In the run-up to something like the Ironman World Championship in Kona, athletes pay $200 for the heat-lab experience. By going two days on, one day off for seven to ten days, you can significantly increase your blood volume and decrease your heart rate and resting body temp. “That alone provides 80 to 90 percent of the heat-acclimation benefits,” says Casa.

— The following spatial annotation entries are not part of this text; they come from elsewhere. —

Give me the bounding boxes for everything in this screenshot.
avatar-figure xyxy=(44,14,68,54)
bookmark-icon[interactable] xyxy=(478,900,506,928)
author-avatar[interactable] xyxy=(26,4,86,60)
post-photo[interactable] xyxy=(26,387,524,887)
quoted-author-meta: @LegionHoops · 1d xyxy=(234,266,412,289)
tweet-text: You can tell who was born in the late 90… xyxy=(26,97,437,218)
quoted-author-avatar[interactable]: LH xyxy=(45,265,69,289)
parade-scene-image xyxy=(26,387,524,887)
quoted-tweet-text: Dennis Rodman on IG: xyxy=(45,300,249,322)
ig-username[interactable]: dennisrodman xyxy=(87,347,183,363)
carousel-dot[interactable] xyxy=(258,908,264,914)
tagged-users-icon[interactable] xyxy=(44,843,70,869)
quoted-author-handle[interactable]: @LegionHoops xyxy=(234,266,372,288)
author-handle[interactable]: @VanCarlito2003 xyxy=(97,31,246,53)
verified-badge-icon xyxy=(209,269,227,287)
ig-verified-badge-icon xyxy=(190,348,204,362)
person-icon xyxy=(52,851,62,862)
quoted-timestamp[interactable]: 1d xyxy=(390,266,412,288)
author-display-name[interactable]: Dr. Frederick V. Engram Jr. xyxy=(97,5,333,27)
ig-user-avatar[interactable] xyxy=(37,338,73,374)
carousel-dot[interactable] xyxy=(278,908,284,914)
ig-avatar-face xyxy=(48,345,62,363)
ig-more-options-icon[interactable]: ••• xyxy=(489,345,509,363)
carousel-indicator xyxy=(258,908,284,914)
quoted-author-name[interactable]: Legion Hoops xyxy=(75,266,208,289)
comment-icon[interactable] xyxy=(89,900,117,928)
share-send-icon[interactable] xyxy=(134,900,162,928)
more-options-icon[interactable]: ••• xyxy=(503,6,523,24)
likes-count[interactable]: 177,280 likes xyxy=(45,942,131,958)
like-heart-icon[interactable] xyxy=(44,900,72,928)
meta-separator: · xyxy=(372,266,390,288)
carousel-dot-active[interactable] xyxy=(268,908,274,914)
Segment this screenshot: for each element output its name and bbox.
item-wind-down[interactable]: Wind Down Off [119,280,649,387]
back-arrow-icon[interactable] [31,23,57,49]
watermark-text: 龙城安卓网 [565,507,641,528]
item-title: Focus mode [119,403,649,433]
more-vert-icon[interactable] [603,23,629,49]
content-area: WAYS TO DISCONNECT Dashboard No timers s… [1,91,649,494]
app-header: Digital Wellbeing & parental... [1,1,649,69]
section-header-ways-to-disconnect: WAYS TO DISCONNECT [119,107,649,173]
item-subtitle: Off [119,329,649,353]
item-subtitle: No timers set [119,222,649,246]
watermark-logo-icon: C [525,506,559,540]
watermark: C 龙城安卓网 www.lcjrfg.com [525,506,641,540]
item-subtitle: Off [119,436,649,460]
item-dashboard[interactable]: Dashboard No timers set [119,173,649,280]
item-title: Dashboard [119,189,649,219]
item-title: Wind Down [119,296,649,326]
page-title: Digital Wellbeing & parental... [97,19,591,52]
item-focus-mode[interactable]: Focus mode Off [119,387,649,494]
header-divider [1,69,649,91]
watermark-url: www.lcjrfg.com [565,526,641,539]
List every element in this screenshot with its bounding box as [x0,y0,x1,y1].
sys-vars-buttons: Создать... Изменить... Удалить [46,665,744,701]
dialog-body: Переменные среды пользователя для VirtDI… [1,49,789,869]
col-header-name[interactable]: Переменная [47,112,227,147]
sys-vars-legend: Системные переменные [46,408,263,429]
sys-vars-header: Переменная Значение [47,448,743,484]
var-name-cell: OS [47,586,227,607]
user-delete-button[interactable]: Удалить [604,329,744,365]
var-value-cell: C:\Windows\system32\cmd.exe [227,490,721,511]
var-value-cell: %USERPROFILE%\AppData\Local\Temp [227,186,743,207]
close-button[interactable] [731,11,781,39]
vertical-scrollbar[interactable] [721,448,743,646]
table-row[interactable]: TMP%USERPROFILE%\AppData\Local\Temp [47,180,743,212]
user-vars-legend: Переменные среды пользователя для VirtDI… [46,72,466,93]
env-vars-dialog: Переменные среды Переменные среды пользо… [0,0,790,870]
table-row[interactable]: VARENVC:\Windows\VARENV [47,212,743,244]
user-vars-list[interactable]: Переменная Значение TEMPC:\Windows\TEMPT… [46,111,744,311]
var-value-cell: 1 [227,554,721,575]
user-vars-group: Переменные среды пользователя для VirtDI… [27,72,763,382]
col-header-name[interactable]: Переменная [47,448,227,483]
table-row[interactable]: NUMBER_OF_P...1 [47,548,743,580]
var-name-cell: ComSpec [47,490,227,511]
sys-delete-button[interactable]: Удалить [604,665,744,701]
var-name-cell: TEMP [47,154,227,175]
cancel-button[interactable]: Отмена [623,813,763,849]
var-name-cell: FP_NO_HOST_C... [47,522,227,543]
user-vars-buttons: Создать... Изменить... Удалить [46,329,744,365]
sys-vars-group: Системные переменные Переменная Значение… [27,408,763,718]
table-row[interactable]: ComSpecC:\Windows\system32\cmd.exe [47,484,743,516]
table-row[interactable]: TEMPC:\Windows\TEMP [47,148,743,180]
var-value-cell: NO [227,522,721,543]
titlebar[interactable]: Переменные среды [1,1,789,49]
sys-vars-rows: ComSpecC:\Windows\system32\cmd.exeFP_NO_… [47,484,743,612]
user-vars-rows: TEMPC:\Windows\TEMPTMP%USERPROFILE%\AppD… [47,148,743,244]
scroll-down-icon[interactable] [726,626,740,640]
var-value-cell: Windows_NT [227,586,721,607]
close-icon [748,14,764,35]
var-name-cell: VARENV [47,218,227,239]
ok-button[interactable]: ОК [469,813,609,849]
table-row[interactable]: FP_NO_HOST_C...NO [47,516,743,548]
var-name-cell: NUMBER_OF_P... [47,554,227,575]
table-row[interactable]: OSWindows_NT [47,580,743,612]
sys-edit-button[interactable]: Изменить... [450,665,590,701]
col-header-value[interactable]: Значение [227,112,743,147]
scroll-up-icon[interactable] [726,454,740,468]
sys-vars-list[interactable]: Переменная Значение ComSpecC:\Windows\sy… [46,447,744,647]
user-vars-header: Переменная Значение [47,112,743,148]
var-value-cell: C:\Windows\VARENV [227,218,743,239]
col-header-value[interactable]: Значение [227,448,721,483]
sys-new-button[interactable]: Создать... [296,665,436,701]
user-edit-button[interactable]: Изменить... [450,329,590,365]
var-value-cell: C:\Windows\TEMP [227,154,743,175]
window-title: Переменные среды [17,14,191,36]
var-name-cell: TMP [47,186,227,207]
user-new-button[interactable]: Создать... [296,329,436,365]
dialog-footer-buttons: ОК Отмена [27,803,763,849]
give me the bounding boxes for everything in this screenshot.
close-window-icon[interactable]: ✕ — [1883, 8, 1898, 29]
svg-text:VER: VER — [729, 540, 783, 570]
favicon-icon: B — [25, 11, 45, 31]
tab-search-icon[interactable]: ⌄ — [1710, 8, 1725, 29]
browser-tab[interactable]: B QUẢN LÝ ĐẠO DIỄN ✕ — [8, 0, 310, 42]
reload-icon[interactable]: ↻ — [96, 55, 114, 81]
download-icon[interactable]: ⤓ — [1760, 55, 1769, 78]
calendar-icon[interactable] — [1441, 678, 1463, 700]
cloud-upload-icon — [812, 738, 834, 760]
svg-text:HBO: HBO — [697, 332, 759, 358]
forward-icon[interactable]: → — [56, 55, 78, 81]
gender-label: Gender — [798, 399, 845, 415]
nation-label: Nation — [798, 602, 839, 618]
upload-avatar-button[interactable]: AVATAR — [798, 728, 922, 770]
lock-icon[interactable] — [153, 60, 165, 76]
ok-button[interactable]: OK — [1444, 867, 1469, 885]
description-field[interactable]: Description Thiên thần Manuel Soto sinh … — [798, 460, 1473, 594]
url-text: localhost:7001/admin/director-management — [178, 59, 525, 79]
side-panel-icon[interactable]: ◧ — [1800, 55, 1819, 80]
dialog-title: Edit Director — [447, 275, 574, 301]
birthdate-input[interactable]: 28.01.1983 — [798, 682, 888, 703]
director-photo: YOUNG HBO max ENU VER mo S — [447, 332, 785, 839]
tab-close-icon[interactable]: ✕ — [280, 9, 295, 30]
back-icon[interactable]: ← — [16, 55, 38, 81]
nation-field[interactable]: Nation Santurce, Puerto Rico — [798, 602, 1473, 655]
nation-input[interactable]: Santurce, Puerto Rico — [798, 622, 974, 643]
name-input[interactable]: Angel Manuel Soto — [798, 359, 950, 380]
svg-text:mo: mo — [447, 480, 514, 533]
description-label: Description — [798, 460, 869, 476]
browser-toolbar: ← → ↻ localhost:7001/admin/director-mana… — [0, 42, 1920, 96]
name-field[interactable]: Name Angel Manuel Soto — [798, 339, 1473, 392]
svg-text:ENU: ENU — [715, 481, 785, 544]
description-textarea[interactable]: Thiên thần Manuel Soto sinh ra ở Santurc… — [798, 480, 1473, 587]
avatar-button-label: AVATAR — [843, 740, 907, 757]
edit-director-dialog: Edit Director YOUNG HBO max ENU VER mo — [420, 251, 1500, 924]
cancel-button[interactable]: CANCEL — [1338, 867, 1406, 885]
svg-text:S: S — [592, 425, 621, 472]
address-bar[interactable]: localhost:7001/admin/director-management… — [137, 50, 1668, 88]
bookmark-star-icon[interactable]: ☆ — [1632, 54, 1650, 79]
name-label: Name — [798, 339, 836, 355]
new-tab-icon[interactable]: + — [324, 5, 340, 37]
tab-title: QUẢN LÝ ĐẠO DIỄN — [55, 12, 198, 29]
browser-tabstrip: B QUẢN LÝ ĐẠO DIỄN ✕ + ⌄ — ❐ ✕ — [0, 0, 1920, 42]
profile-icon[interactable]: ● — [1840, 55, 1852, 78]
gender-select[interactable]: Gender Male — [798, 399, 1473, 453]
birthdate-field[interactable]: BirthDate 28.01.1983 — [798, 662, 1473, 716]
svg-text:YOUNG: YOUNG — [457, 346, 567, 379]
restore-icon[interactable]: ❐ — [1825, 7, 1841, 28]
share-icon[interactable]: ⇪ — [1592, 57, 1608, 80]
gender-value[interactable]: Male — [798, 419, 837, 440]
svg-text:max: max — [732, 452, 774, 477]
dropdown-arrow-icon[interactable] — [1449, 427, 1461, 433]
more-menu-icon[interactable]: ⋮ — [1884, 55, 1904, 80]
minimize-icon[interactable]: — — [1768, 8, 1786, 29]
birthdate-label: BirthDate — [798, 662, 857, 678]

After three weeks—if you were fit when you started—you’re ready for hot-weather competition at an elite level. Without maintenance, most of the acclimation benefits will last for about a week or two, but with a couple hot-weather training sessions per week, you can hold on to these benefits indefinitely.
But I’m not competing in Kona, and I don’t have $200 to spend on an hour in the gym. For me, this is about understanding what I can do on my own to avoid being dropped on a ride. Learning how hot to be is a big part of it, and I discover that I have to drink enough, too. The less you drink as you sweat, the more your hard-earned blood volume decreases. Which means less cooling and either a slowdown in pace or internal fried eggs. “For every 1 percent body-mass loss, your heart rate will be three beats faster and your core temperature will be half a degree higher,” says Huggins. To figure out how much you should be drinking, you can do a rough at-home test: Subtract your weight after a workout (add how many ounces you drank during it) from your weight before that workout. If your weight drops by 2 percent, you’re not drinking enough. If it increases by more than 2 percent, you’re drinking too much, which can be more dangerous than dehydration.
Train for the heat without the lab
To prepare me for my next adventure in the heat, Huggins offers an at-home acclimation method: Set up two space heaters and a humidifier and crank them up while you’re working out. Huggins also wants you to use a rectal thermometer—for accuracy and safety—to keep your temperature between 101 and 103. Pushing your body temp over 104 can put you in danger.
Of course, there’s always the casual option: Spend more time outside and less time in a climate-controlled gym. And when the forecast shows heat and humidity, make that a training day.